Nunca fui do tipo que se enturma fácil. Tenho um pouco de vergonha de conversar com quem não conheço. Atitude receosa que tem se agravado com a idade, para desespero da minha esposa. Ela sim ama conversar. Eu, por outro lado, apenas observo sem julgamentos e aprendo.

Sempre fui curioso. E quando estou fora de casa, minha atenção é direcionada a entender os diferentes sabores, odores e cores que constroem máquinas humanas tão diferentes. Complexas em sua individualidade e na forma de enxergar o mundo. Um punhado de restos de estrelas mortas que, agrupadas, adquirem consciência. A mágica da cosmologia não está no universo além do nosso planeta, mas nas criações que estão dentro de cada um de nós.

Esse é o estado de espírito que eu fico quando descubro um lugar novo.

E foi com esse coração aberto que cheguei em Tóquio.
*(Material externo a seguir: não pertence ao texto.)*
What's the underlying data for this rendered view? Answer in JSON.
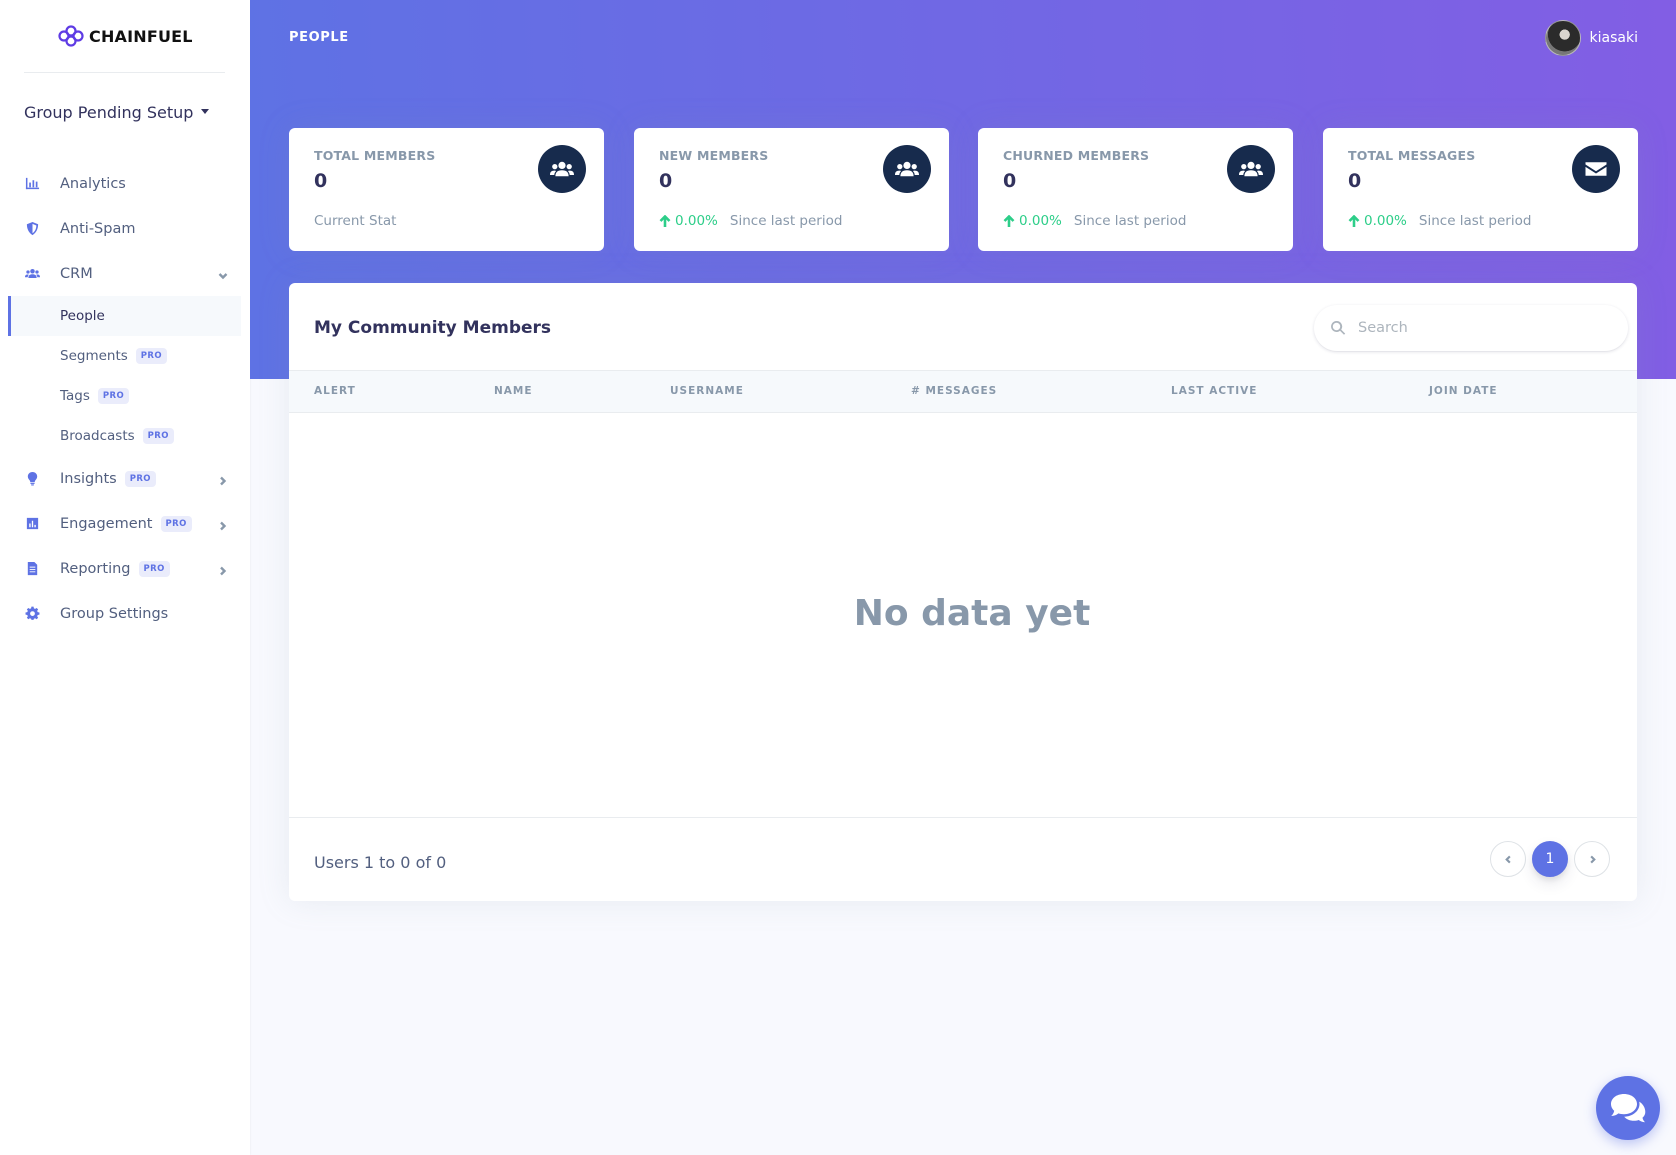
{
  "brand": {
    "name": "CHAINFUEL"
  },
  "group": {
    "selected": "Group Pending Setup"
  },
  "sidebar": {
    "items": [
      {
        "label": "Analytics",
        "icon": "bar-chart-icon"
      },
      {
        "label": "Anti-Spam",
        "icon": "shield-icon"
      },
      {
        "label": "CRM",
        "icon": "users-icon",
        "expanded": true,
        "children": [
          {
            "label": "People",
            "active": true
          },
          {
            "label": "Segments",
            "badge": "PRO"
          },
          {
            "label": "Tags",
            "badge": "PRO"
          },
          {
            "label": "Broadcasts",
            "badge": "PRO"
          }
        ]
      },
      {
        "label": "Insights",
        "icon": "lightbulb-icon",
        "badge": "PRO"
      },
      {
        "label": "Engagement",
        "icon": "poll-icon",
        "badge": "PRO"
      },
      {
        "label": "Reporting",
        "icon": "file-icon",
        "badge": "PRO"
      },
      {
        "label": "Group Settings",
        "icon": "gear-icon"
      }
    ]
  },
  "header": {
    "title": "PEOPLE",
    "username": "kiasaki"
  },
  "stats": [
    {
      "label": "TOTAL MEMBERS",
      "value": "0",
      "footer": "Current Stat",
      "icon": "users-icon"
    },
    {
      "label": "NEW MEMBERS",
      "value": "0",
      "change": "0.00%",
      "footer": "Since last period",
      "icon": "users-icon"
    },
    {
      "label": "CHURNED MEMBERS",
      "value": "0",
      "change": "0.00%",
      "footer": "Since last period",
      "icon": "users-icon"
    },
    {
      "label": "TOTAL MESSAGES",
      "value": "0",
      "change": "0.00%",
      "footer": "Since last period",
      "icon": "envelope-icon"
    }
  ],
  "members_table": {
    "title": "My Community Members",
    "search_placeholder": "Search",
    "columns": [
      "ALERT",
      "NAME",
      "USERNAME",
      "# MESSAGES",
      "LAST ACTIVE",
      "JOIN DATE"
    ],
    "empty_text": "No data yet",
    "count_text": "Users 1 to 0 of 0",
    "pagination": {
      "current": "1"
    }
  },
  "colors": {
    "primary": "#5e72e4",
    "gradient_end": "#825ee4",
    "success": "#2dce89",
    "icon_bg": "#172b4d"
  }
}
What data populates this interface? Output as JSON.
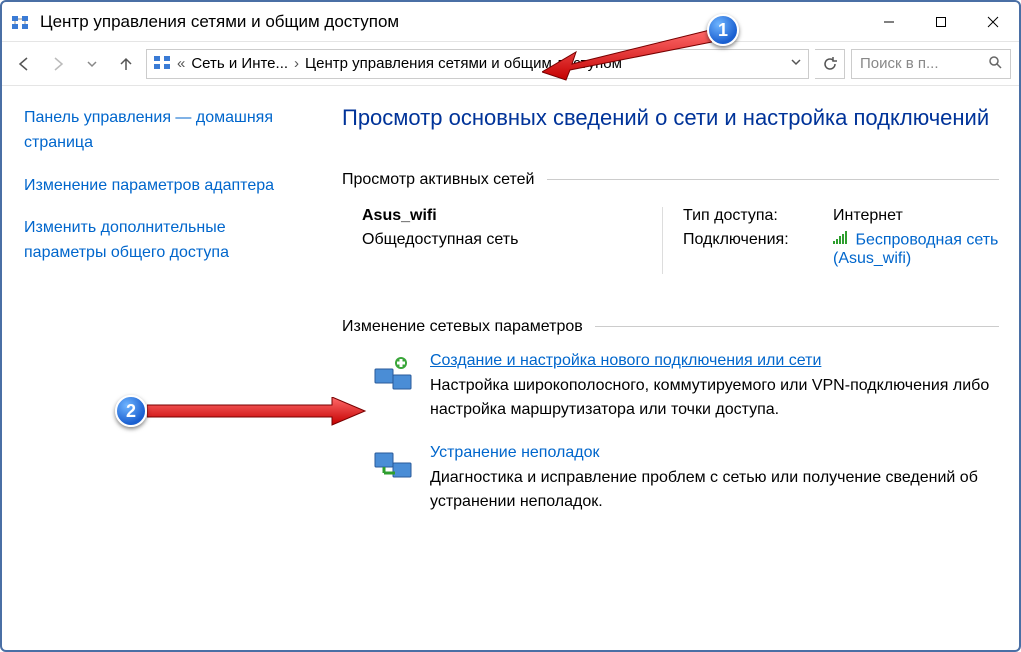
{
  "window": {
    "title": "Центр управления сетями и общим доступом"
  },
  "breadcrumbs": {
    "level1": "Сеть и Инте...",
    "level2": "Центр управления сетями и общим доступом"
  },
  "search": {
    "placeholder": "Поиск в п..."
  },
  "sidebar": {
    "home": "Панель управления — домашняя страница",
    "adapter": "Изменение параметров адаптера",
    "sharing": "Изменить дополнительные параметры общего доступа"
  },
  "main": {
    "heading": "Просмотр основных сведений о сети и настройка подключений",
    "active_nets_legend": "Просмотр активных сетей",
    "net": {
      "name": "Asus_wifi",
      "type": "Общедоступная сеть",
      "access_label": "Тип доступа:",
      "access_value": "Интернет",
      "conn_label": "Подключения:",
      "conn_link": "Беспроводная сеть (Asus_wifi)"
    },
    "change_legend": "Изменение сетевых параметров",
    "task1": {
      "link": "Создание и настройка нового подключения или сети",
      "desc": "Настройка широкополосного, коммутируемого или VPN-подключения либо настройка маршрутизатора или точки доступа."
    },
    "task2": {
      "link": "Устранение неполадок",
      "desc": "Диагностика и исправление проблем с сетью или получение сведений об устранении неполадок."
    }
  },
  "annotations": {
    "badge1": "1",
    "badge2": "2"
  }
}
Existe um ditado japonês que diz: “Se você enxerga um prego, martele ele.” Em outras palavras, as diferenças não são bem-vindas em uma sociedade vigiada, hierárquica e respeitosa de suas tradições. A individualidade deve ceder espaço ao bem social, mesmo que isso seja contrário a sua natureza. Uma visão muito diferente do que eu defendo e acredito. Mas não posso negar que esse aspecto da sociedade japonesa cria condições únicas para o florescimento de pessoas. De um lado, um grupo que presa e segue a conduta estabelecida. De outro, quem aceita e expressa suas diferenças. Uma sopa contraditória interessante que ainda é temperada com muitos estrangeiros. Todos formam essa sociedade não homogênea que caracteriza Tóquio.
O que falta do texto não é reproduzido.